第6話「断じて断る」

「今やっていることが今後誰かに評価されるわけでもないのによくやるよな」関心交じりに口にする。

「それを言ったら私たちだって同じだよ。誰に褒められるでもなく毎日学校に行って、毎日新しい知識を頭に詰め込んでる。人によってはプロになるつもりもないのに部活動に励む。選手規模の大きいサッカー部や野球部だってたいていはプロになれずに一生を終えるんだ。大人になってから社会人サークルに入るなりなんなりして一応の形で続ける人もいるだろうけど、大体は高校卒業と共に部活でやっていたことからも卒業するんだ」

「そこでの経験が活きてくることもあるだろうけど、まぁ大半は活用できずじまいだよな。人間関係なんて社会に出てからは嫌でも学べるだろうし、今培った体力は10年後20年後には衰えて微塵もなくなっているんだ」

「まだ若い私たちがそうやって先のことを決めつけるのも大人からしたら滑稽なことなんだろうけどな」鈴木赤が冷静な意見を出す。

「お互いに心のどこかで見下しながらじゃないと生きていけない世の中なんだ」

「純粋な心で生きていられるのは今だけだとつくづく思うよ。ここを出たら人間関係はもっと複雑になるよ、きっと」

「だからこそ私は」ちょっと間を置いて口にする。「今をしっかり楽しもうと思う」

「それが部活に行かないための口実ってことか。やけに長い前振りだったな」鈴木赤が茶化すように言う。
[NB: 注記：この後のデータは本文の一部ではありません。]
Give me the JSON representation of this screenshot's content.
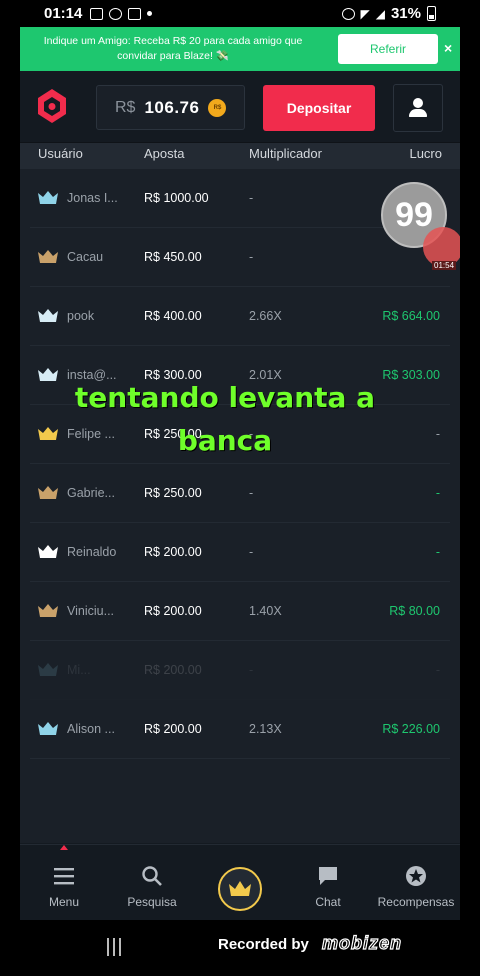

「こじつけでもなんでもなく、私はいつだって真剣だ。将来のことなんて大して考えていない」これが嘘偽りのない本心だ。私の高校生活、いや、これまでの人生は全てこの一心で構成されている。先のことを考える気になんてなれない。しかしそれもまた真剣な思いなのであるという思いを込めて続ける。

「今を楽しめないやつがこの先楽しむことなんてできやしない。不安はいつだって付き纏うもので、その不安とどうやって付き合うかが人生の醍醐味のひとつなんだ」

「ダウト。将来のことなんて“大して”考えていないじゃなくて、“全く”考えていないの間違いだろう」鈴木赤はやはり冷静で、大人びた意見で私の真剣な思いを一刀両断する。人それぞれなので、ばっさり切られようが見下されようが、そんなのは知ったことではない。私は私の道を行く。

「だって考えようがないからな。とりあえず迷ったら学業の成績だけはキープしておくに限る。指定校の枠がもらえるかもしれないし、今の成績を維持するために費やした努力がいつか唐突に芽を出すかもしれない」

「つまりここに受かった時みたいに長期的な記憶が覚醒するかもしれないってことか」

「さすが赤ちゃん、察しが早い。その通り、できる限りのことをやっていればいつか物事が好転するかもしれない。それに賭けているつもりはないけれど何もしないよりはずっとマシだ。そしてそんな私には部活動に顔を出しているだけの余裕すらないのだ」

「開き直るなよ」

「現状に行き詰ったふりをして何もしていない奴らよりはよっぽどまともだよ。高校生が真剣に打ち込むことなんて勉強か部活しかないんだ。その両者を放棄しているのは大馬鹿者だ。余裕をぶっこいて青春を謳歌している場合じゃない。むしろ青春は勉強と部活の二者で成り立っていると言っても過言ではない。それ以外の時間はなんだかんだで無意味なものだ。同じ次元でつるんでいる連中のお先も知れる」

「あゆ、急にどうした。青春に乗り切れなくてこじらせてるみたいになっているぞ」鈴木赤が水を差す。

「こじらせるのもまた一興ってもんだ」今度こそ開き直る。

「あゆにとっては部活ってことにはならないかもしれないけど、どうだ」鈴木赤の様子がおかしい。

「どうした、突然改まって」思わず尋ねてしまう。

「私とコンビを組まないか」

「学校の窓ガラスを走り回ったり、普段入れない屋上にこっそり侵入したり、授業中のミニテストの問題を予め職員室で調達するってやつか」今度は私が茶々を入れる。